The Food Services Manager in the Health Care and Social Assistance industry is responsible for overseeing the daily operations of food service departments within healthcare facilities, ensuring the delivery of nutritious, safe, and high-quality meals to patients, staff, and visitors. This role involves strategic planning and management of food preparation, menu development, and compliance with health and safety regulations to meet the unique dietary needs of diverse patient populations. The manager will lead and develop a team of food service staff, fostering a collaborative environment that prioritizes efficiency, customer satisfaction, and continuous improvement. Additionally, the role requires budget management, inventory control, and vendor relations to optimize resources and maintain cost-effectiveness.
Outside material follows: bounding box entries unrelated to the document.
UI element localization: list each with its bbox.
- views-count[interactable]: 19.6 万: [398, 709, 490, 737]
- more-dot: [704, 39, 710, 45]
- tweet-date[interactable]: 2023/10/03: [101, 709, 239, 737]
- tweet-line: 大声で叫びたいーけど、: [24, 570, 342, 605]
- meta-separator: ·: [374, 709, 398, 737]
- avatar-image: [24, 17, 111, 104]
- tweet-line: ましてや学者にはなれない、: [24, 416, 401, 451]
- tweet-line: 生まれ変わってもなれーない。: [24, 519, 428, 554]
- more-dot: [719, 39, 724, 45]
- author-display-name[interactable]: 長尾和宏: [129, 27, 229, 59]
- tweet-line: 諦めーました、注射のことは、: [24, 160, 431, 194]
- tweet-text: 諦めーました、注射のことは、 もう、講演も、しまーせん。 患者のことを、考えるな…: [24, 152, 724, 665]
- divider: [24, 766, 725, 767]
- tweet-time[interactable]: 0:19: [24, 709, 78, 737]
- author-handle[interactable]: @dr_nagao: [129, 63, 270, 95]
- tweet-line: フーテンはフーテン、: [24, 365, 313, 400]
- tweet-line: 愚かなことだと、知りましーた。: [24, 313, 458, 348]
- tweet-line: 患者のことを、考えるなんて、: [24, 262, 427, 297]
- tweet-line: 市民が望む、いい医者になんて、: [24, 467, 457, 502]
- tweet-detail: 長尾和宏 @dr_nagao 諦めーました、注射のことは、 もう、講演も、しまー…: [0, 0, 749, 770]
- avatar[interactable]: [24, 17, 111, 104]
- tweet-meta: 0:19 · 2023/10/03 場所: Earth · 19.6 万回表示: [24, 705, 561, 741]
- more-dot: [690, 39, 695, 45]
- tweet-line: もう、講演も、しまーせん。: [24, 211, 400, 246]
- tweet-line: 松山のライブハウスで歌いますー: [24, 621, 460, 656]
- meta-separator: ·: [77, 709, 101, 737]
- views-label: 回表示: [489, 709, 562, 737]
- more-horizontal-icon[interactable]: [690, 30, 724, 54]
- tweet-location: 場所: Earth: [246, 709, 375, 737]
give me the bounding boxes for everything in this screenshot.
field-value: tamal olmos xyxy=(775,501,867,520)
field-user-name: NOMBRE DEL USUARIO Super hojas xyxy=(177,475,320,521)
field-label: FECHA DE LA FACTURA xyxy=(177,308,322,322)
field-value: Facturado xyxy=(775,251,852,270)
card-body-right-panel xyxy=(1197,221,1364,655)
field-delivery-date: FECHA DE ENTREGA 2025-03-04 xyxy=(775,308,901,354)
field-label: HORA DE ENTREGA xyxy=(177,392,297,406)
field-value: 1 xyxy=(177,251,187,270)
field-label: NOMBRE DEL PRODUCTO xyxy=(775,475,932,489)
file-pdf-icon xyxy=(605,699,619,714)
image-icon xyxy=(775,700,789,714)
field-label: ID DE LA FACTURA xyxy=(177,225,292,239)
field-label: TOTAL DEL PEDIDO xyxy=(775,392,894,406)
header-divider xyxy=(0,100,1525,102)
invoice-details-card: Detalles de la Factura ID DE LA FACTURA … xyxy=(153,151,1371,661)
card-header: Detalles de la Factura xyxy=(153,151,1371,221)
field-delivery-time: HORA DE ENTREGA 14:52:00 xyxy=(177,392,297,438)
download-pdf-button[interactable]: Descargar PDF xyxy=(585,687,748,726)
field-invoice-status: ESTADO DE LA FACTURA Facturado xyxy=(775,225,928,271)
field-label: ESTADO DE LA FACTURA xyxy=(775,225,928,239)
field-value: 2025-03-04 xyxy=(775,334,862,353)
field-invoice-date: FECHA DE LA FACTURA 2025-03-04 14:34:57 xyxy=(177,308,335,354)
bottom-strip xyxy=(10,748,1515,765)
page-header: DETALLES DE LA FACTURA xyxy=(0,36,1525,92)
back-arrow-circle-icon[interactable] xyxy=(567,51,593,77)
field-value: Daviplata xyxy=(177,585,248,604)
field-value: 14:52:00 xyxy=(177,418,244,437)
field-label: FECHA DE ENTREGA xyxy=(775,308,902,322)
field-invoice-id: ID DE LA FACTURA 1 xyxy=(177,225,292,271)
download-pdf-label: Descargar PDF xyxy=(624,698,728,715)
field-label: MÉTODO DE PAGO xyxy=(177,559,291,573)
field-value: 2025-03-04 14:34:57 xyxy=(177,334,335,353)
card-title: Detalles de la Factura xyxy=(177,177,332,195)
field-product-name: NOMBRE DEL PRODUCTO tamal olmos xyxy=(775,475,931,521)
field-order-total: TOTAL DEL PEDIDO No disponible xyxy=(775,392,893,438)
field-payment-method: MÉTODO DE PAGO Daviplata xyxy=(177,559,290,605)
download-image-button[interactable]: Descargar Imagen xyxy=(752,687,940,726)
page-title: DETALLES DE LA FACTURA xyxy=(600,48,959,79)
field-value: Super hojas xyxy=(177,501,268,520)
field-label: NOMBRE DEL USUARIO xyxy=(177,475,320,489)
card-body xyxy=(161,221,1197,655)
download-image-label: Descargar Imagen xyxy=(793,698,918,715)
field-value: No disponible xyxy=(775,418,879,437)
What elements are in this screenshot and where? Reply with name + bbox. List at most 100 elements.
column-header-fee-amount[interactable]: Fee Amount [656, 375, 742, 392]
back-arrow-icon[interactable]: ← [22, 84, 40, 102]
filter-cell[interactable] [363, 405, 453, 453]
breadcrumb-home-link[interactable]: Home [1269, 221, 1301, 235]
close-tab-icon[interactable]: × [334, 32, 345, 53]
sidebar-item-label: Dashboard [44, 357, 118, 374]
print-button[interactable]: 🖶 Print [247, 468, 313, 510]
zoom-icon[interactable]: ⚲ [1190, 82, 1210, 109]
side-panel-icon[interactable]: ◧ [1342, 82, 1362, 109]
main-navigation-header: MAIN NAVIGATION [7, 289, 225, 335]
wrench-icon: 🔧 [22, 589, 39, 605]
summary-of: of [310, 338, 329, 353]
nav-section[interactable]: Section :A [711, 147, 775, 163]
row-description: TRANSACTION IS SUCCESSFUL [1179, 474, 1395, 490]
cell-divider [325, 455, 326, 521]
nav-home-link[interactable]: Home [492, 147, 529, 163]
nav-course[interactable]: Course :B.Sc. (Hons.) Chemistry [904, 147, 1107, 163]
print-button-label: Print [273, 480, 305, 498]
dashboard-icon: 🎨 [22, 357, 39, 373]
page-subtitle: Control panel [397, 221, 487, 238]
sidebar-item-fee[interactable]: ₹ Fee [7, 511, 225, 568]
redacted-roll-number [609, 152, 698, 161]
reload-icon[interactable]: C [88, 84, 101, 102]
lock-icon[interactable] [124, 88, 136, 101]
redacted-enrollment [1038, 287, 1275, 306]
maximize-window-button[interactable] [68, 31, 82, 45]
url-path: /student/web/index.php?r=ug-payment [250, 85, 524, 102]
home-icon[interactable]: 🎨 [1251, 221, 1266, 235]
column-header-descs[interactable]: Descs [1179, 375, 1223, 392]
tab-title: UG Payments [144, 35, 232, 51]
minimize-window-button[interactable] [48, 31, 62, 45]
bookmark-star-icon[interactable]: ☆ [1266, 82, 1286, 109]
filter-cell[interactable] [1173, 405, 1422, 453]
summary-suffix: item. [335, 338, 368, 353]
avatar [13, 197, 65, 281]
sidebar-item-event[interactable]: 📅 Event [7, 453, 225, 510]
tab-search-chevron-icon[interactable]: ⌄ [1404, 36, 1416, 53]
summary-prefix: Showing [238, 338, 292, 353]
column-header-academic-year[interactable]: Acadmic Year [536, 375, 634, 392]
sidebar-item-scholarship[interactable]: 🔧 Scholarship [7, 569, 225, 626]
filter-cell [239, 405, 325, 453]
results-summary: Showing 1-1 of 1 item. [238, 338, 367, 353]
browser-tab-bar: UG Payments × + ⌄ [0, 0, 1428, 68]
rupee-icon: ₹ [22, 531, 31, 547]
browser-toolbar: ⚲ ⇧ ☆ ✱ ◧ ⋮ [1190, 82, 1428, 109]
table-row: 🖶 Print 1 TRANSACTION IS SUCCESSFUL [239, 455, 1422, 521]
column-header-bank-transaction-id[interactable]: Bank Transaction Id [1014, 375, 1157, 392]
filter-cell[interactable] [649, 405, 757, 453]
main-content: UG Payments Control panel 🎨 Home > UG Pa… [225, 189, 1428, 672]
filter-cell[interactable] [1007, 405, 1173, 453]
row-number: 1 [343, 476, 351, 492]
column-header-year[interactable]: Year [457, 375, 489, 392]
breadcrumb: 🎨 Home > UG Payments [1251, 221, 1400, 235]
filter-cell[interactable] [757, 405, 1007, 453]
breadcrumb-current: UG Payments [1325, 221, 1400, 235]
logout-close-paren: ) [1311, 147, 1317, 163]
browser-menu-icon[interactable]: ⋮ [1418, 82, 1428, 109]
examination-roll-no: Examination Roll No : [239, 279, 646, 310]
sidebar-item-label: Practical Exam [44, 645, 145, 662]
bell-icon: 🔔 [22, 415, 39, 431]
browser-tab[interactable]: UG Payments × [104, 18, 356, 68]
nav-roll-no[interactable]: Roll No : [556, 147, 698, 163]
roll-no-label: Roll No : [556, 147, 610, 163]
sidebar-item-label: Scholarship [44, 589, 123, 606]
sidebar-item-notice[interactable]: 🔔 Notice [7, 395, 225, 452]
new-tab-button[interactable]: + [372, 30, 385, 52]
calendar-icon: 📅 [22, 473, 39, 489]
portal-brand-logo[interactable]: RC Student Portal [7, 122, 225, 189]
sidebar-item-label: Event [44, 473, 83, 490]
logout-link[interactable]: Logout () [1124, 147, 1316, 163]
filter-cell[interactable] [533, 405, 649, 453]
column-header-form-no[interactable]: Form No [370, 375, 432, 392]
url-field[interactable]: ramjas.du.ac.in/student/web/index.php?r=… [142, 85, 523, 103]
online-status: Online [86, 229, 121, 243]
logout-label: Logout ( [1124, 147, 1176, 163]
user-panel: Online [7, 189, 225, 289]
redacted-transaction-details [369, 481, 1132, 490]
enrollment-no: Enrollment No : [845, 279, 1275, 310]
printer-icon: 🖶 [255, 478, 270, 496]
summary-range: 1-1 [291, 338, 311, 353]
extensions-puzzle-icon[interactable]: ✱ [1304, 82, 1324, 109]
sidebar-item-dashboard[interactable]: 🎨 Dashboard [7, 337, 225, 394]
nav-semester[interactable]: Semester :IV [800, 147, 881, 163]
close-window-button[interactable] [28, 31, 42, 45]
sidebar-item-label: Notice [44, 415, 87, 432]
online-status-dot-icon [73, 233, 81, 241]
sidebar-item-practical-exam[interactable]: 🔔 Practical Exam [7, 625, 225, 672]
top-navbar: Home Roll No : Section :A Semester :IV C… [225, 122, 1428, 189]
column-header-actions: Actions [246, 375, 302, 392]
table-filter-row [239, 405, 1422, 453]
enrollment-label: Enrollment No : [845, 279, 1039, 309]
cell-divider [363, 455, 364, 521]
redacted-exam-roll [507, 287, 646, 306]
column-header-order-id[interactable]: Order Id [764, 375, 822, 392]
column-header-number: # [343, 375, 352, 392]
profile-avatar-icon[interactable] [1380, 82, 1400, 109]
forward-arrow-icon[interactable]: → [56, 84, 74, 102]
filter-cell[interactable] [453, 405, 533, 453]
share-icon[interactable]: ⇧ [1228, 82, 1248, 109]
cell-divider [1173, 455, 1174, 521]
Ultimately, the Food Services Manager plays a critical role in supporting patient care and wellbeing through exceptional food service management aligned with healthcare standards.

Minimum Qualifications:

  • Bachelor’s degree in Food Service Management, Nutrition, Hospitality, or a related field preferred.
  • Minimum of 3 years of experience in food service management, preferably within a healthcare or institutional setting.
  • Strong knowledge of food safety regulations and nutritional standards applicable to healthcare environments.
  • Proven leadership skills with experience managing and developing a diverse team.
  • Excellent organizational, communication, and problem-solving abilities.

Preferred Qualifications:

  • Certified Dietary Manager (CDM) or Certified Food Protection Professional (CFPP) credential.
  • Experience with electronic food service management systems and inventory software.
  • Familiarity with healthcare accreditation standards such as The Joint Commission or similar bodies.
  • Advanced knowledge of specialized diets and therapeutic nutrition.
  • Experience in budget management and cost control within a healthcare food service context.

Responsibilities:

  • Plan, organize, and supervise all food service operations within the healthcare facility, including meal preparation, delivery, and sanitation.
  • Develop and implement menus that meet nutritional guidelines and accommodate special dietary requirements of patients and staff.
  • Manage, train, and evaluate food service personnel to ensure high performance and adherence to safety and hygiene standards.
  • Monitor inventory levels, order supplies, and maintain relationships with vendors to ensure timely procurement of quality ingredients and equipment.
  • Ensure compliance with all relevant health, safety, and regulatory standards, including food safety protocols and healthcare facility policies.
  • Prepare and manage budgets, control costs, and analyze financial reports to maintain operational efficiency.
  • Collaborate with healthcare professionals to align food service practices with patient care plans and nutritional goals.
  • Address and resolve any food service-related issues or complaints promptly to maintain high customer satisfaction.

Skills:

The Food Services Manager utilizes leadership and communication skills daily to effectively coordinate and motivate their team, ensuring smooth operations and high-quality service delivery. Analytical and organizational skills are essential for managing budgets, inventory, and compliance with regulatory standards, enabling efficient resource use and risk mitigation. Knowledge of nutrition and food safety is applied to develop menus and maintain health standards that meet patient needs and regulatory requirements. Problem-solving skills are critical when addressing operational challenges or customer concerns, ensuring continuous improvement and satisfaction. Additionally, proficiency with food service management software enhances operational tracking, reporting, and vendor management, contributing to overall departmental success.